Of all the baggage we have, religious teaching is, perhaps, the heaviest one we carry around. Imprinted when young, it stalks our experience like shadows, evading the sentinels of even the most alert observers. To be fair, they once provided the guidelines for achieving the all-important post-death, eternal bliss. However, trouble arises when we don’t question how they shade our present. And if we’re not careful we can get caught up in the losing game of tallying the venial indiscretions of ourselves and others. When that happens it clouds the big picture and one's (read: my) perspective. I’ve fought to rewire this impulse my entire life.


Take swearing. Akin to a capital crime when young, I muttered curse words under my breath to reduce their perceived severity. God judges intention not volume young idiot! That being said a well placed 'shit' or 'fuck' felt so cathartic. Yet no matter my level of primal satisfaction, it was tempered by the imagined disapproving gaze from the authority figures–God, parents, and teachers–burning into the back of my head. Basically, I believed, in line with the shackles of the time, that kids who swore were bad kids.


Case in point. I recently had the good fortune, privilege actually, to ski with my long-time friends and their kids. I ate a lot of snow following them over expert terrain, but that’s another story. On the chair lifts and over meals they would insert various expletives into the conversation. First response (and the flat-out wrong one) was this is bad, kids shouldn’t swear.

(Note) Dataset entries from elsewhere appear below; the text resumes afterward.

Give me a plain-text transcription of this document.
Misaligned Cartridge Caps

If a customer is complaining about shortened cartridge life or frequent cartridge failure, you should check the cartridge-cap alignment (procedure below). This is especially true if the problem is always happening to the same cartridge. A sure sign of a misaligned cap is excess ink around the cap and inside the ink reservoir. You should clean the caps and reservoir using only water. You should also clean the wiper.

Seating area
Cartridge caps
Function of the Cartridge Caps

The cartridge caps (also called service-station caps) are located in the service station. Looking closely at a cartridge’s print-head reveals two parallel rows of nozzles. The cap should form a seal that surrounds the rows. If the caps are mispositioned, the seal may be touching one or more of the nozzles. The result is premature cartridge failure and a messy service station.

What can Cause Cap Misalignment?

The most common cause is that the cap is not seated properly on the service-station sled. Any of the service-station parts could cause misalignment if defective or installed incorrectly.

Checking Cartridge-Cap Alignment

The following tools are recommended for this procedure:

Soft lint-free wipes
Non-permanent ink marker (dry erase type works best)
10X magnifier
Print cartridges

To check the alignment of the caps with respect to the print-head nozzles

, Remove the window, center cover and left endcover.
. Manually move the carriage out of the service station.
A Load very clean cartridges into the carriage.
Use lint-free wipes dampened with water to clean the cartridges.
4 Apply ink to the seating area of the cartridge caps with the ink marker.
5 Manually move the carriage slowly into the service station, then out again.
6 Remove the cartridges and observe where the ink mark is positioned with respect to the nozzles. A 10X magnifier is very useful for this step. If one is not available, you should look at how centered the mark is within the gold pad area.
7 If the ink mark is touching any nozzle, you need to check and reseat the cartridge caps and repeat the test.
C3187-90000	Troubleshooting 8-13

For a minute, I completely missed what mattered. Then I came to my senses. Who cares? You’re not the language sheriff. Here are two kind, polite, and engaged kids who are genuinely fun to be around, who by the way, also helped the younger ones to trust the skills and try harder terrain. They demonstrated levels of patience and awareness beyond themselves, rare for those in teenagedom. Swear on boys. You get the big things right.


So quiet down Sister Loretta. You no longer have a say.